A perfect example of why several coaches are calling for a private school-public school playoff format.
On the other hand, of the 20 teams that remain among five divisions in the CCS, 10 are private and 10 are public.
Then again, public schools outnumber private schools 4-1 in the section.
2 comments:
In the past 2 1/3 play-offs (2009, 2010 and so far in 2011) private schools have met public schools 26 times. 19 times (73%) the privates have beat the publics. 7 times the publics beat the privates...Carmel 4 times and Palo Alto 3 times (in their run through the Open Division in 2010).

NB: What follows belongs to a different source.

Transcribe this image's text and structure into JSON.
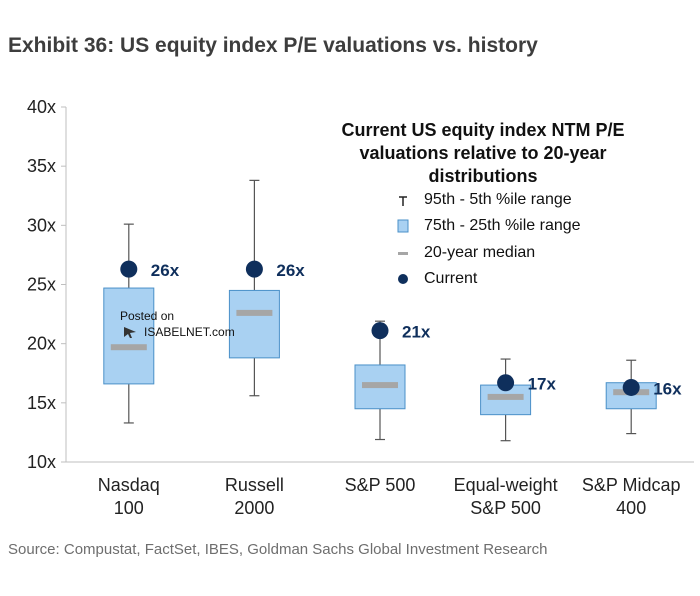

In addition, in 8 of the 19 games the privates have won, the private school has been the lower-seeded team. Included in this are two 8 seeds that beat 1 seeds (in Open in 2009 and 2011), a 7 seed that beat a 2 seed (St Ig beat Aptos) and two 3 seeds that beat 6 seeds including Mitty beating Hollister this year.
Clearly the privates in CCS have an advantage over the public schools. Just would hate to have to be the one to figure out how to set up a new play-off system that is fair to all teams.
And that's just Football. The Volleyball stats are even more ridiculous. Since 2003, when CIF went to rally scoring and CCS no longer allowed teams to "play up", a private school had won 100% of the CCS championships in Divisions 2 through 5... 100%!!! This years CCS championship by Soquel is the first public win in the current format. Before Soquel the only public school winners have been in Division 1, which has had zero private schools since the 2003rules changes. It’s time to recognize the inequity of schools who are limited by a geographic boundary and funding. The fix is simple… Public: Large, Medium, Small. Private: Large, Small. It needs to go beyond just the CCS. It needs to be a CIF (state) change.